Failure to Obtain POA Signature on Admission Paperwork
Penalty
Summary
The facility failed to ensure that the Power of Attorney (POA) for a resident signed the admission paperwork, which is a requirement for exercising the resident's rights. The resident, who had severe cognitive impairment and multiple medical conditions including aphasia, Parkinson's disease, and chronic kidney disease, was admitted with the POA designated as the resident's wife. However, the admission paperwork was signed by the resident's son-in-law, who was not an authorized representative or the POA. Interviews revealed that the POA was not given the opportunity to review and sign the admission documents. Instead, the admissions staff approached the resident's room with an iPad, requesting a family signature to complete the paperwork, leading to the son-in-law signing the documents. The Admission Director confirmed that the son-in-law, who was not the POA, signed all necessary admission paperwork, which should have been signed by the POA. This deficiency was identified during the investigation of a complaint.
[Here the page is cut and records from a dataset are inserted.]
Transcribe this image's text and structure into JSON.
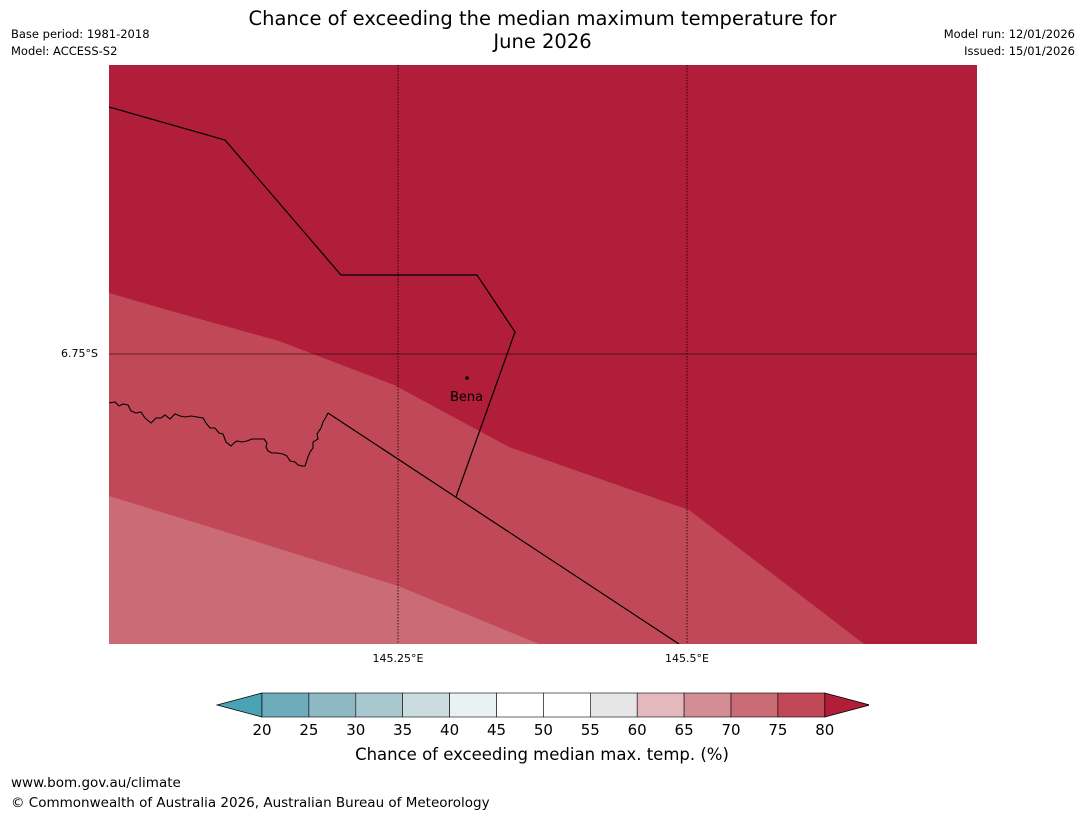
{
  "header": {
    "title_line1": "Chance of exceeding the median maximum temperature for",
    "title_line2": "June 2026",
    "base_period": "Base period: 1981-2018",
    "model": "Model: ACCESS-S2",
    "model_run": "Model run: 12/01/2026",
    "issued": "Issued: 15/01/2026"
  },
  "map": {
    "place_label": "Bena",
    "lat_label": "6.75°S",
    "lon_labels": [
      "145.25°E",
      "145.5°E"
    ],
    "colors": {
      "band_80_plus": "#b01e3a",
      "band_75_80": "#c14957",
      "band_70_75": "#cb6b76",
      "boundary": "#000000"
    }
  },
  "legend": {
    "title": "Chance of exceeding median max. temp. (%)",
    "ticks": [
      "20",
      "25",
      "30",
      "35",
      "40",
      "45",
      "50",
      "55",
      "60",
      "65",
      "70",
      "75",
      "80"
    ],
    "colors": [
      "#4aa3b4",
      "#6eacbc",
      "#8eb8c4",
      "#a9c7ce",
      "#cbdcdf",
      "#eaf1f3",
      "#ffffff",
      "#ffffff",
      "#e6e6e6",
      "#e3b9bd",
      "#d58d95",
      "#cb6b76",
      "#c14957",
      "#b01e3a"
    ]
  },
  "footer": {
    "url": "www.bom.gov.au/climate",
    "copyright": "© Commonwealth of Australia 2026, Australian Bureau of Meteorology"
  }
}
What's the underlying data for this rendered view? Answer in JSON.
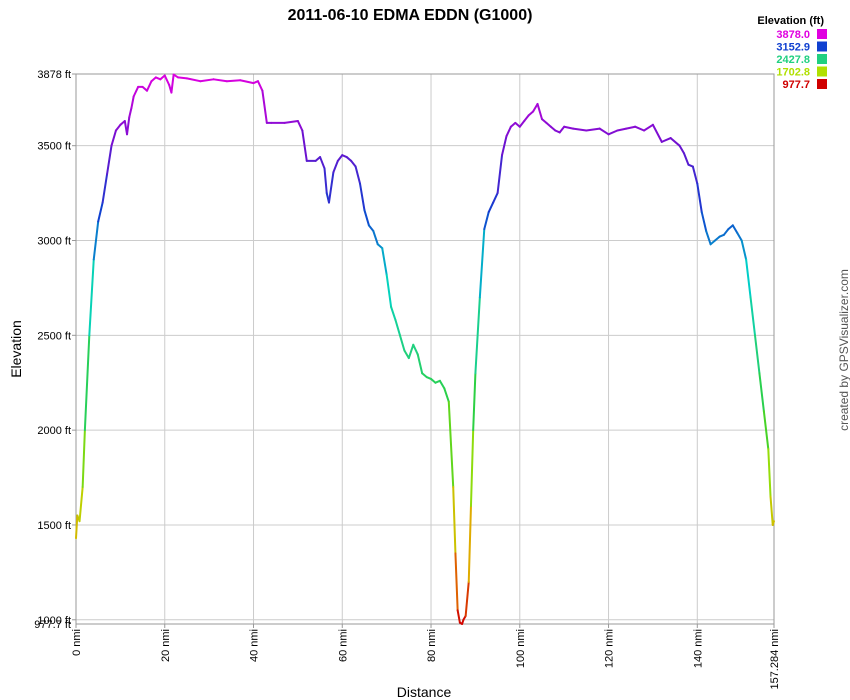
{
  "chart_data": {
    "type": "line",
    "title": "2011-06-10 EDMA EDDN (G1000)",
    "xlabel": "Distance",
    "ylabel": "Elevation",
    "x_unit": "nmi",
    "y_unit": "ft",
    "xlim": [
      0,
      157.284
    ],
    "ylim": [
      977.7,
      3878
    ],
    "x_ticks": [
      0,
      20,
      40,
      60,
      80,
      100,
      120,
      140
    ],
    "x_tick_labels": [
      "0 nmi",
      "20 nmi",
      "40 nmi",
      "60 nmi",
      "80 nmi",
      "100 nmi",
      "120 nmi",
      "140 nmi",
      "157.284 nmi"
    ],
    "y_ticks": [
      1000,
      1500,
      2000,
      2500,
      3000,
      3500,
      3878
    ],
    "y_tick_labels": [
      "1000 ft",
      "1500 ft",
      "2000 ft",
      "2500 ft",
      "3000 ft",
      "3500 ft",
      "3878 ft",
      "977.7 ft"
    ],
    "grid": true,
    "legend": {
      "title": "Elevation (ft)",
      "position": "top-right",
      "entries": [
        {
          "label": "3878.0",
          "color": "#e000e0"
        },
        {
          "label": "3152.9",
          "color": "#1040d0"
        },
        {
          "label": "2427.8",
          "color": "#20d080"
        },
        {
          "label": "1702.8",
          "color": "#b0e000"
        },
        {
          "label": "977.7",
          "color": "#d00000"
        }
      ]
    },
    "credit": "created by GPSVisualizer.com",
    "series": [
      {
        "x": [
          0,
          0.3,
          0.8,
          1.5,
          2,
          3,
          4,
          5,
          6,
          7,
          8,
          9,
          10,
          11,
          11.5,
          12,
          12.5,
          13,
          14,
          15,
          16,
          17,
          18,
          19,
          20,
          21,
          21.5,
          22,
          23,
          25,
          28,
          31,
          34,
          37,
          40,
          41,
          42,
          43,
          44,
          47,
          50,
          51,
          52,
          54,
          55,
          56,
          56.5,
          57,
          58,
          59,
          60,
          61,
          62,
          63,
          64,
          65,
          66,
          67,
          68,
          69,
          70,
          71,
          72,
          73,
          74,
          75,
          76,
          77,
          78,
          79,
          80,
          81,
          82,
          83,
          84,
          85,
          85.5,
          86,
          86.5,
          87,
          87.3,
          87.8,
          88.5,
          89,
          89.5,
          90,
          91,
          92,
          93,
          94,
          95,
          96,
          97,
          98,
          99,
          100,
          101,
          102,
          103,
          104,
          105,
          106,
          107,
          108,
          109,
          110,
          112,
          115,
          118,
          120,
          122,
          124,
          126,
          128,
          130,
          132,
          134,
          136,
          137,
          138,
          139,
          140,
          141,
          142,
          143,
          144,
          145,
          146,
          147,
          148,
          149,
          150,
          151,
          152,
          153,
          154,
          155,
          156,
          156.5,
          157,
          157.284
        ],
        "y": [
          1430,
          1550,
          1520,
          1700,
          2000,
          2500,
          2900,
          3100,
          3200,
          3350,
          3500,
          3580,
          3610,
          3630,
          3560,
          3650,
          3700,
          3760,
          3810,
          3810,
          3790,
          3840,
          3860,
          3850,
          3870,
          3820,
          3780,
          3875,
          3860,
          3855,
          3840,
          3850,
          3840,
          3845,
          3830,
          3840,
          3790,
          3620,
          3620,
          3620,
          3630,
          3580,
          3420,
          3420,
          3440,
          3380,
          3250,
          3200,
          3360,
          3420,
          3450,
          3440,
          3420,
          3390,
          3300,
          3160,
          3080,
          3050,
          2980,
          2960,
          2820,
          2650,
          2580,
          2500,
          2420,
          2380,
          2450,
          2400,
          2300,
          2280,
          2270,
          2250,
          2260,
          2220,
          2150,
          1700,
          1350,
          1050,
          985,
          977.7,
          1000,
          1020,
          1200,
          1600,
          2000,
          2300,
          2700,
          3060,
          3150,
          3200,
          3250,
          3450,
          3550,
          3600,
          3620,
          3600,
          3630,
          3660,
          3680,
          3720,
          3640,
          3620,
          3600,
          3580,
          3570,
          3600,
          3590,
          3580,
          3590,
          3560,
          3580,
          3590,
          3600,
          3580,
          3610,
          3520,
          3540,
          3500,
          3460,
          3400,
          3390,
          3300,
          3150,
          3050,
          2980,
          3000,
          3020,
          3030,
          3060,
          3080,
          3040,
          3000,
          2900,
          2700,
          2500,
          2300,
          2100,
          1900,
          1650,
          1500,
          1520
        ]
      }
    ]
  }
}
Failure to Secure Legal Guardian for Resident
Penalty
Summary
The facility failed to ensure that a resident, who no longer had the capacity to make decisions, had a legal guardian in place. The resident, who was admitted with multiple diagnoses including secondary Parkinsonism, diabetes mellitus, aphasia, hyperlipidemia, bipolar disorder, depressive episodes, schizoaffective disorder, anxiety disorder, and dementia, was previously deemed incompetent, and a family member was appointed as the guardian. However, this guardianship was removed in 2017 due to the family member's failure to file necessary reports. Despite this removal, the facility continued to list the family member as the emergency contact and responsible party without any evidence of power of attorney documentation. Interviews with facility staff revealed that there was no financial power of attorney or guardianship in place for the resident, and the county lacked available guardians. The Business Office Manager and Secretaries indicated that a local attorney was providing guardianship services, but the facility had not initiated the process to secure a guardian for the resident. The Administrator was unaware of the local attorney's services and stated that the necessary documents would be sent to begin the guardianship process. This oversight affected the resident's ability to have their rights exercised through a legal representative.